LONDON (Reuters) - Squeezed British consumers reined in Christmas travel plans and bought fewer new cars last month, setting the stage for the first fall in festive spending in five years, credit card company Visa said on Monday.
The downbeat message came alongside a cut by the British Chambers of Commerce to its economic outlook for the next two years as the business organisation sees inflation rising faster than pay for the next two years.
Visa said inflation-adjusted consumer spending last month was 0.9 percent lower than in 2016. This was a smaller decline than October’s 2.1 percent drop but still enough to make annual falls in spending likely for the first time since 2012 for both the Christmas season and 2017 overall, the company said.
The biggest falls in spending came on expensive items such as cars and Christmas trips abroad, while cheaper luxuries such as beauty treatments and cosmetics saw gains.
“People opt for smaller treats, at the same time tightening their belts when it comes to larger purchases,” Visa executive Mark Antipof said.
Black Friday discounts in late November boosted online sales at the expense of physical stores, Visa added.
British inflation has held at a five-year high of 3.0 percent since September, pushed up by the fall in the pound since June 2016’s Brexit vote, while wages have failed to keep pace.
The British Chambers of Commerce, in a quarterly update to its economic outlook on Monday, said it expected this to persist throughout 2018.

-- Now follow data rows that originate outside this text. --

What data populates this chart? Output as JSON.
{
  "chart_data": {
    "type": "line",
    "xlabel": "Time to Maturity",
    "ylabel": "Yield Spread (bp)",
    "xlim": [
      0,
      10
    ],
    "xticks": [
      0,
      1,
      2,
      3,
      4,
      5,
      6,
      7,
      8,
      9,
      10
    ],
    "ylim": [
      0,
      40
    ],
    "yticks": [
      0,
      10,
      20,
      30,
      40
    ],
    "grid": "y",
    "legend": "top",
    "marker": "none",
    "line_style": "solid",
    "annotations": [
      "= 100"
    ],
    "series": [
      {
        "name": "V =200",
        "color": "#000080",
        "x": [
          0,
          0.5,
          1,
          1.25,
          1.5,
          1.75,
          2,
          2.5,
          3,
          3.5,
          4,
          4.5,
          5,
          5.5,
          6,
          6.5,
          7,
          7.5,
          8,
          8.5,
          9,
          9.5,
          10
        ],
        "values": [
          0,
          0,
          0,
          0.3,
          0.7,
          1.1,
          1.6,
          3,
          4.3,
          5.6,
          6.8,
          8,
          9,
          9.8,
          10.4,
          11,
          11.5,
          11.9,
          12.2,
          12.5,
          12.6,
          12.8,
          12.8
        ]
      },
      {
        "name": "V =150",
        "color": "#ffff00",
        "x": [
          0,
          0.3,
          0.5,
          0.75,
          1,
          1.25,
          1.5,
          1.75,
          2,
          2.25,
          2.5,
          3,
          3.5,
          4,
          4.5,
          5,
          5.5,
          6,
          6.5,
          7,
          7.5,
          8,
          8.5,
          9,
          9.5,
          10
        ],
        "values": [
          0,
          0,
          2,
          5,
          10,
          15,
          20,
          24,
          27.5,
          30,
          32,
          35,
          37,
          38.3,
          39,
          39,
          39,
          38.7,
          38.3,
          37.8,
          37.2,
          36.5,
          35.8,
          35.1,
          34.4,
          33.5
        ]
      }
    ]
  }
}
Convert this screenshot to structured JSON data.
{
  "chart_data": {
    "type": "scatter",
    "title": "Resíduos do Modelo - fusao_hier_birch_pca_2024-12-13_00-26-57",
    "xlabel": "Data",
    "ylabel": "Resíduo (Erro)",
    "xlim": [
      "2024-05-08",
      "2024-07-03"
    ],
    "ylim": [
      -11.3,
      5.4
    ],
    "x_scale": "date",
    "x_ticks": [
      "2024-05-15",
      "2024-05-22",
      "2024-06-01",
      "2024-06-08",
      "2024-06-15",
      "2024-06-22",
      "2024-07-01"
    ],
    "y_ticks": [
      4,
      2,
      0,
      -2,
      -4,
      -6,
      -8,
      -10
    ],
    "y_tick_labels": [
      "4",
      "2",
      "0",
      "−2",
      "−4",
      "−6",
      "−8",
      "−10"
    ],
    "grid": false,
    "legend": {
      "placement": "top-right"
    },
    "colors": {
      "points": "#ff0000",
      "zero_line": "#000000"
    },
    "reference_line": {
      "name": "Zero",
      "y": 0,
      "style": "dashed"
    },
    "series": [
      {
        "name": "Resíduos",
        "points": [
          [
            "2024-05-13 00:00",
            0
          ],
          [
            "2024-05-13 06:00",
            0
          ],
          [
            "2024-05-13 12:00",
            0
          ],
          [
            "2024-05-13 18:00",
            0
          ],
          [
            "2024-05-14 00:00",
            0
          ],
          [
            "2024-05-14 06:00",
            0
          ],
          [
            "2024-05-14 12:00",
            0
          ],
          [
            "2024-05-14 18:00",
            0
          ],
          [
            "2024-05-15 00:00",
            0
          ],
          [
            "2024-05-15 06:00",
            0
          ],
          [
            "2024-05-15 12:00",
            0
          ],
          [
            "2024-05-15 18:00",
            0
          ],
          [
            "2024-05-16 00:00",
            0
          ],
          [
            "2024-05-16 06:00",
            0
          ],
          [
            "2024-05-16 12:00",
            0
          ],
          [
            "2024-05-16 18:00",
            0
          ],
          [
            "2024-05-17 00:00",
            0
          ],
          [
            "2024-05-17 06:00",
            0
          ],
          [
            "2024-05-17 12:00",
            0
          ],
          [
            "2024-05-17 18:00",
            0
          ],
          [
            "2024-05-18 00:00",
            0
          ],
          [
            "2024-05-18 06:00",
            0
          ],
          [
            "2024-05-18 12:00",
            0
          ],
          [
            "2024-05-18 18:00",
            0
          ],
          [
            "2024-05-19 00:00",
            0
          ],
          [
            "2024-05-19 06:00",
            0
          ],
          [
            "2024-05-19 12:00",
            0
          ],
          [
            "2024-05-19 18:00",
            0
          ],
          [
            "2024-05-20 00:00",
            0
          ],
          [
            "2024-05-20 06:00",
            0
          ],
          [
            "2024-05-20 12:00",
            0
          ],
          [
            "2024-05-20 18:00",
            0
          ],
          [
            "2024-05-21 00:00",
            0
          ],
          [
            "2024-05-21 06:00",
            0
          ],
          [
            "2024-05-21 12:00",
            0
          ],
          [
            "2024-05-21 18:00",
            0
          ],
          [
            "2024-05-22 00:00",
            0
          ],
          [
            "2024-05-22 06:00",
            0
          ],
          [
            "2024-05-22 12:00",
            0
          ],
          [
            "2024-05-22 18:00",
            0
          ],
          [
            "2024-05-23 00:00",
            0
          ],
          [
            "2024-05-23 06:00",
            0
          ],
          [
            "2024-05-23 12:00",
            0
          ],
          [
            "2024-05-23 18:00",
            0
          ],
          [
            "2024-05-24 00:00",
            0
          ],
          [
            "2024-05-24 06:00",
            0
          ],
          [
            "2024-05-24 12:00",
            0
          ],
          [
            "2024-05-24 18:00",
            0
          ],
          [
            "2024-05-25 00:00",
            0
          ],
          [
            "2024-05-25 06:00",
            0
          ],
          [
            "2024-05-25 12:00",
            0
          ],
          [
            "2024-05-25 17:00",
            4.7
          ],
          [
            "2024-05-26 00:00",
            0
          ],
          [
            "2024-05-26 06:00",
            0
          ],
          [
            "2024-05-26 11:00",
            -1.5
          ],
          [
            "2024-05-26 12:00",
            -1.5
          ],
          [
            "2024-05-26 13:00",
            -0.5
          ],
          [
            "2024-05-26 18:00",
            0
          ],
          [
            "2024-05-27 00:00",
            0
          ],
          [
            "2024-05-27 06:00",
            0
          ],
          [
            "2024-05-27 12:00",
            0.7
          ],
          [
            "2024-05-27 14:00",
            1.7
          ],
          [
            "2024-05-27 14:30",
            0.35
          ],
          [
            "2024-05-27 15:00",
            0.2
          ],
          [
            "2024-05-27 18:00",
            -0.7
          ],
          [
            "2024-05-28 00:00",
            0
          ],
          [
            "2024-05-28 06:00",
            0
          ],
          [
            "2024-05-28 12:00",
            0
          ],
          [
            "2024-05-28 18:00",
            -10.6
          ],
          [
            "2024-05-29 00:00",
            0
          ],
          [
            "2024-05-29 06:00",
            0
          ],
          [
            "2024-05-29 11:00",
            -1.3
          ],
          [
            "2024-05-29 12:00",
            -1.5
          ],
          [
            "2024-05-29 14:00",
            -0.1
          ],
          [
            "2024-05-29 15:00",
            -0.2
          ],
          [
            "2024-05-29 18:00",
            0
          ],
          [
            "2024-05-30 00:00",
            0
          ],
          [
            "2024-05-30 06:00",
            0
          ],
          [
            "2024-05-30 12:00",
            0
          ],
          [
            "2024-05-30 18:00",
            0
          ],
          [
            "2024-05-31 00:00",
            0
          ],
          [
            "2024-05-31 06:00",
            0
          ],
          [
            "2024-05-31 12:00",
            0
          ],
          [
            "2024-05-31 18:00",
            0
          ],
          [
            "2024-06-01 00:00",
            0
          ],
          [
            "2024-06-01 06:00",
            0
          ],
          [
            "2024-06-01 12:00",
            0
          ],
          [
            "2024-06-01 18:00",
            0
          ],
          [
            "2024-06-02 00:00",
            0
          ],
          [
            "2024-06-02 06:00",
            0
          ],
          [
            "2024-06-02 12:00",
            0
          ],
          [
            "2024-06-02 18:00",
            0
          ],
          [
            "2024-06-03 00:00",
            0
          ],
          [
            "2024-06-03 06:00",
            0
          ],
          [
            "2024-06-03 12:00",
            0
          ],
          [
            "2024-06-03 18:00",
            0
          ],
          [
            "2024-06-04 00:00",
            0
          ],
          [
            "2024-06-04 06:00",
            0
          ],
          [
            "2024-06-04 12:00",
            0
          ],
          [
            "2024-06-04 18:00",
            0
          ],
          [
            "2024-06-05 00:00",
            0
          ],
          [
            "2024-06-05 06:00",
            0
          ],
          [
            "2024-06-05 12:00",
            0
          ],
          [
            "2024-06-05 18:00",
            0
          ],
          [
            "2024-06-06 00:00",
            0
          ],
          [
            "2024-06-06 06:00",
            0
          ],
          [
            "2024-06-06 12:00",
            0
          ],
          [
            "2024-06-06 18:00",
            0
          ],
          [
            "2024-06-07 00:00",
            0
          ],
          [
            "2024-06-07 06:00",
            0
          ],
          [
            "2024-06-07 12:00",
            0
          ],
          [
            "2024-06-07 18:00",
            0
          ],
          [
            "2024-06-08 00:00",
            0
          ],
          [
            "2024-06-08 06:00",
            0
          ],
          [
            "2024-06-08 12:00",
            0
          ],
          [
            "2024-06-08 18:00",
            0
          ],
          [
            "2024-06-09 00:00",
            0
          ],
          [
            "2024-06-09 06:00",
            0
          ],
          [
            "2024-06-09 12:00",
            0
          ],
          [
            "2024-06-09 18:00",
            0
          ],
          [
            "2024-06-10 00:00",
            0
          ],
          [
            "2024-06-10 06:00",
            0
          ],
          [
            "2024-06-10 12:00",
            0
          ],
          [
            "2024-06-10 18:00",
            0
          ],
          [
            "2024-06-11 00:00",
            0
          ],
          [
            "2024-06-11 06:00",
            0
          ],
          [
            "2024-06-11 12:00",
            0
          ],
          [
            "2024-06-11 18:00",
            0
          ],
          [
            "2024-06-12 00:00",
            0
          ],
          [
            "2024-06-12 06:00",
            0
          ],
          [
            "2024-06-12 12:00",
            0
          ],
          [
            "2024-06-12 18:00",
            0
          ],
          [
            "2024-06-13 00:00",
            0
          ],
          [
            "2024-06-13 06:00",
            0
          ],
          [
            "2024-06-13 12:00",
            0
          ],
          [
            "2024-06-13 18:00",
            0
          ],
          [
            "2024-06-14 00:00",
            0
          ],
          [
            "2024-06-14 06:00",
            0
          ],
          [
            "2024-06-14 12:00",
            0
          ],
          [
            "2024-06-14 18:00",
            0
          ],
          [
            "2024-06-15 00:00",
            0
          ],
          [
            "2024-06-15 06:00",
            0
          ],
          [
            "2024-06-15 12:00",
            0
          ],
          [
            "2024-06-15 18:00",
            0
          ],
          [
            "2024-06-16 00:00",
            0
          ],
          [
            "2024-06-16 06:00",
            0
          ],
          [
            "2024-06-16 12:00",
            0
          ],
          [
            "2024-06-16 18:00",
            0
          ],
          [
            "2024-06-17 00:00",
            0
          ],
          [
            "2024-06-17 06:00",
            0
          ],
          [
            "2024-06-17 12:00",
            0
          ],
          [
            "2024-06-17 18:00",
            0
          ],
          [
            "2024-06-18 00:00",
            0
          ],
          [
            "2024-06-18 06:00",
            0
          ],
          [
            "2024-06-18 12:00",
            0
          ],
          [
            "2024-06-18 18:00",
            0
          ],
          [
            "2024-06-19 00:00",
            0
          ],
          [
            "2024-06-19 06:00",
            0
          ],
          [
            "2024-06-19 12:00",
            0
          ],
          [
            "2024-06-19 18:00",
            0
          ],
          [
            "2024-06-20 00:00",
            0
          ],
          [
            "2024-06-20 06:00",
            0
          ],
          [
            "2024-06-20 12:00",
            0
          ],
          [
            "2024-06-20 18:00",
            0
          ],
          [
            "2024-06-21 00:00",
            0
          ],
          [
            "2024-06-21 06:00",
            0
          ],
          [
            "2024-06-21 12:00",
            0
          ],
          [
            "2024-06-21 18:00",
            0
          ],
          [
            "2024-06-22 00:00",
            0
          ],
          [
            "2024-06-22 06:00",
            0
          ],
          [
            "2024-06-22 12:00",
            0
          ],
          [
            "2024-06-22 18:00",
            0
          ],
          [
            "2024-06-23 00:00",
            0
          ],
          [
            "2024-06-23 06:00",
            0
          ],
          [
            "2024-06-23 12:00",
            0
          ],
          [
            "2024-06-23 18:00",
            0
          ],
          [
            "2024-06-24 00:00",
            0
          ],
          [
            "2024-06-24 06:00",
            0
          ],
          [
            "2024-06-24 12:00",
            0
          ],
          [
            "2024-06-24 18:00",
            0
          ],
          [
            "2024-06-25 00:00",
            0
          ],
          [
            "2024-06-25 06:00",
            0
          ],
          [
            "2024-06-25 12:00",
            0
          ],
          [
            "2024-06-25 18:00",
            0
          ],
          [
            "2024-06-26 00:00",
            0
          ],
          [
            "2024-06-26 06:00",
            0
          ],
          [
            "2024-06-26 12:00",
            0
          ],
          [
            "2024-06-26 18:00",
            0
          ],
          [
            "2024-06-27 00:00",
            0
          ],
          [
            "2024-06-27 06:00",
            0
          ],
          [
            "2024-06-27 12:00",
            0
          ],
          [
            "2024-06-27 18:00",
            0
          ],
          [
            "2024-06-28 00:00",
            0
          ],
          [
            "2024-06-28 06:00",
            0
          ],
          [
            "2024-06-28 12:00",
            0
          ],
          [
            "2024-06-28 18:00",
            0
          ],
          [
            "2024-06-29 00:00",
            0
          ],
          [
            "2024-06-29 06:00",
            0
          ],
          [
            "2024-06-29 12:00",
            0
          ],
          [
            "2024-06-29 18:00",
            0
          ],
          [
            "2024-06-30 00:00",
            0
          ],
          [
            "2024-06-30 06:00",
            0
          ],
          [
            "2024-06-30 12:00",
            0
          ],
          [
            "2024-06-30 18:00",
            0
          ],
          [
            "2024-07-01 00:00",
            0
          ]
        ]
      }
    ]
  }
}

“Continued uncertainty over Brexit and the burden of upfront cost pressures facing businesses is likely to stifle business investment, while falling real wage growth is expected to continue to weigh on consumer spending,” BCC economist Suren Thiru said.
The BCC cut its forecasts for 2017, 2018 and 2019, seeing growth of 1.5 percent this year, slowing to 1.1 percent in 2018 and only partially recovering to 1.3 percent in 2019.
This is slightly below the average for economists polled by Reuters, who expect growth of 1.3 percent next year and 1.5 percent in 2019, when Britain is due to leave the European Union.
On Friday, Britain and the EU agreed on a Brexit divorce deal, enabling them to begin talks about trade and a two-year transition period that will start when Britain leaves the bloc on March 29, 2019.
But businesses said they would need to see a clear transition agreement as soon as possible for them to be able to put contingency plans on hold.
Separately, jobs website Indeed said Britain remained by far the most popular EU location for cross-border job searches, although Germany, Ireland and Luxembourg had seen some gains over the past two years at the United Kingdom’s expense.